One important thing to remember about alcohol is that excessive consumption and level of alcoholism is measured differently by everybody.
 
Speaking to Dr. Eamonn Shanahan of the Farranfore Medical Centre, he said: “I suspect peer pressure, bravado, risk-taking and the Irish culture are factors in why students may drink so much. It is hard to know." 
 
"In Europe, Ireland, Scotland and Norway are countries that indulge in the highest rates in what is known as ‘dangerous drinking.’ The rate of alcohol consumption in Ireland per capita is 11.46 units. This is an increased figure from previous years. One in five people who drink, engage in binge drinking at least once a week,” Dr. Shanahan added.
 
The weekly alcohol consumption guideline is 17 standard drinks for men and 11 standard drinks for women. A significant percentage of people exceed these guidelines.
 
“One third of men and more than one fifth of women who consumed alcohol in the week prior to the National Alcoholic Diary Survey consumed more than their recommended weekly guidelines."
 
According to Dr.
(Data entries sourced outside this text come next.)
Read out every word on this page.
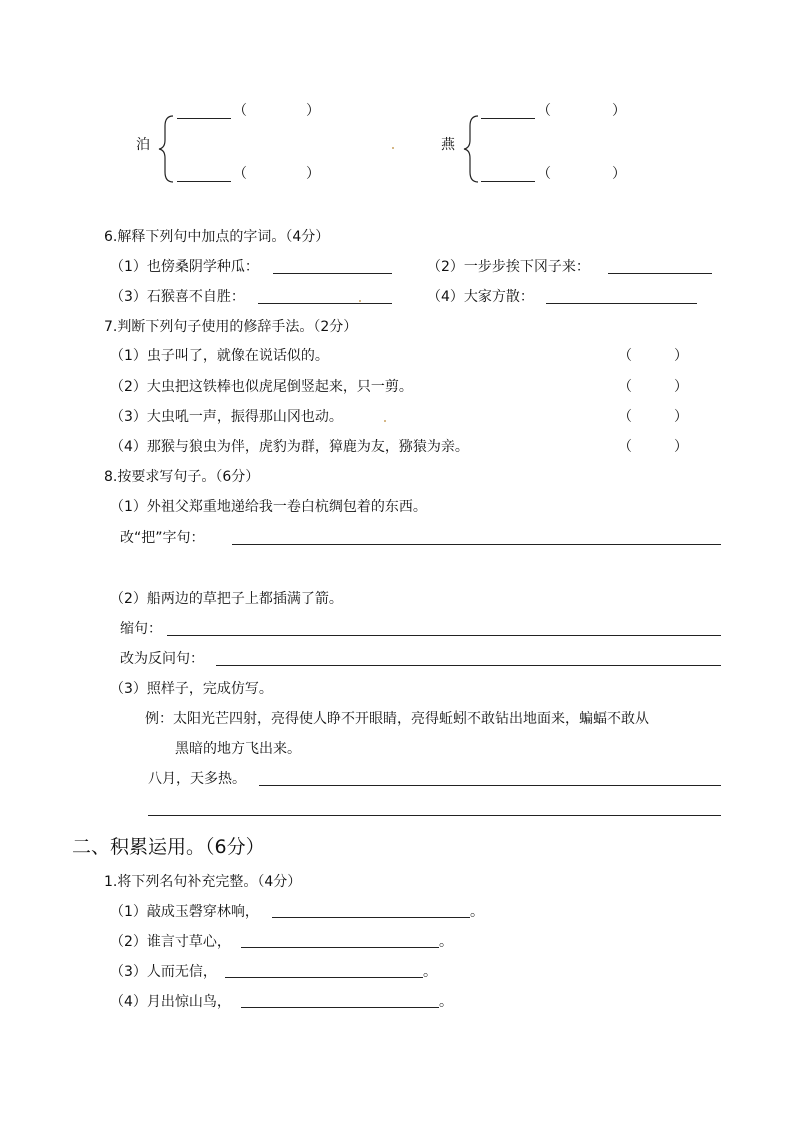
（	）
泊
（	）
（	）
燕
（	）
6.解释下列句中加点的字词。（4分）
（1）也傍桑阴学种瓜：	（2）一步步挨下冈子来：
（3）石猴喜不自胜：	（4）大家方散：
7.判断下列句子使用的修辞手法。（2分）
（1）虫子叫了，就像在说话似的。	（　　　）
（2）大虫把这铁棒也似虎尾倒竖起来，只一剪。	（　　　）
（3）大虫吼一声，振得那山冈也动。	（　　　）
（4）那猴与狼虫为伴，虎豹为群，獐鹿为友，猕猿为亲。	（　　　）
8.按要求写句子。（6分）
（1）外祖父郑重地递给我一卷白杭绸包着的东西。
改“把”字句：
（2）船两边的草把子上都插满了箭。
缩句：
改为反问句：
（3）照样子，完成仿写。
例：太阳光芒四射，亮得使人睁不开眼睛，亮得蚯蚓不敢钻出地面来，蝙蝠不敢从
黑暗的地方飞出来。
八月，天多热。
二、积累运用。（6分）
1.将下列名句补充完整。（4分）
（1）敲成玉磬穿林响，	。
（2）谁言寸草心，	。
（3）人而无信，	。
（4）月出惊山鸟，	。
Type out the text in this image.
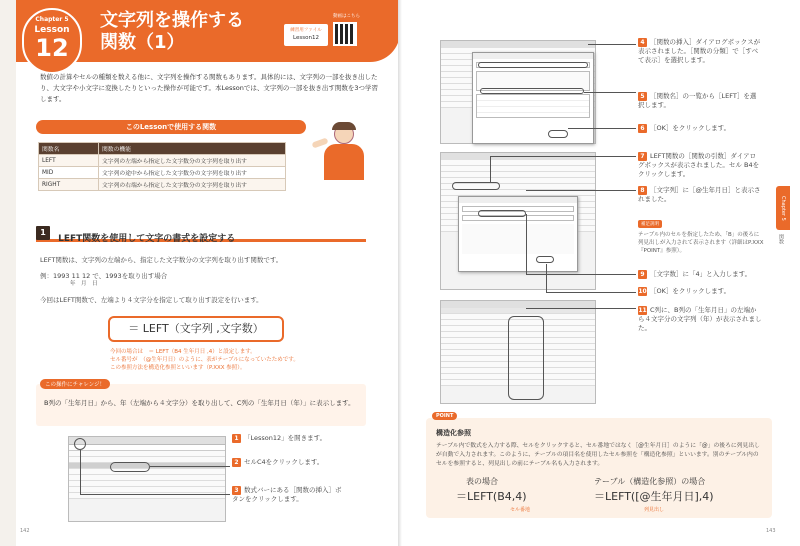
Chapter 5
Lesson
12
文字列を操作する
関数（1）
練習用ファイル
Lesson12
動画はこちら
数値の計算やセルの種類を数える他に、文字列を操作する関数もあります。具体的には、文字列の一部を抜き出したり、大文字や小文字に変換したりといった操作が可能です。本Lessonでは、文字列の一部を抜き出す関数を3つ学習します。
このLessonで使用する関数
関数名	関数の機能
LEFT	文字列の左端から指定した文字数分の文字列を取り出す
MID	文字列の途中から指定した文字数分の文字列を取り出す
RIGHT	文字列の右端から指定した文字数分の文字列を取り出す
1 LEFT関数を使用して文字の書式を設定する
LEFT関数は、文字列の左端から、指定した文字数分の文字列を取り出す関数です。
例：1993 11 12 で、1993を取り出す場合
年　月　日
今回はLEFT関数で、左端より４文字分を指定して取り出す設定を行います。
＝ LEFT（文字列 ,文字数）
今回の場合は　＝ LEFT（B4 生年月日 ,4）と設定します。
セル番号が　（@生年月日）のように、表がテーブルになっていたためです。
この参照方法を構造化参照といいます（P.XXX 参照）。
この操作にチャレンジ！
B列の「生年月日」から、年（左端から４文字分）を取り出して、C列の「生年月日（年）」に表示します。
1 「Lesson12」を開きます。
2 セルC4をクリックします。
3 数式バーにある［関数の挿入］ボタンをクリックします。
142
4 ［関数の挿入］ダイアログボックスが表示されました。［関数の分類］で［すべて表示］を選択します。
5 ［関数名］の一覧から［LEFT］を選択します。
6 ［OK］をクリックします。
7 LEFT関数の［関数の引数］ダイアログボックスが表示されました。セル B4をクリックします。
8 ［文字列］に［@生年月日］と表示されました。
補足説明
テーブル内のセルを指定したため、「B」の後ろに列見出しが入力されて表示されます（詳細はP.XXX『POINT』参照）。
9 ［文字数］に「4」と入力します。
10 ［OK］をクリックします。
11 C列に、B列の「生年月日」の左端から４文字分の文字列（年）が表示されました。
Chapter 5
関数
POINT
構造化参照
テーブル内で数式を入力する際、セルをクリックすると、セル番地ではなく［@生年月日］のように「@」の後ろに列見出しが自動で入力されます。このように、テーブルの項目名を使用したセル参照を「構造化参照」といいます。別のテーブル内のセルを参照すると、列見出しの前にテーブル名も入力されます。
表の場合
＝LEFT(B4,4)
セル番地
テーブル（構造化参照）の場合
＝LEFT([@生年月日],4)
列見出し
143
Shanahan, alcoholism is most common among 18-24 year olds. Among this age group, 28% of men and 22% of women consume their recommended weekly guidelines in one sitting.
 
Drinking habits also differ between men and women.
 
“More men suffer from alcoholism than women. The difference can be that men drink more in public, while women drink more in privacy at home. With women, there can be the issue of gaining weight so they avoid beer and drink spirits instead,” Dr. Shanahan said.
 
Excessive drinking takes a huge toll on both the physical health and mental health of many students, especially due to our ages and developing brains.
 
Dr. Shanahan cites this in his explanation. “During the teenage years, there are significant changes and developments in the brain. Physical pruning takes place and old connections in the brain are deleted during this process. Drinking heavily has an impact on the process. It is common among young people who drink excessively that they suffer long term consequences such as depression."
 
Though important to celebrate our heritage on St. Patrick's Day, maybe it's better to celebrate with acting the saint or scholar for the day, rather than drinking.
 
Enjoy your drink and be responsible. Don’t be a drinker stereotype, or you might be one of the harrowing statistics.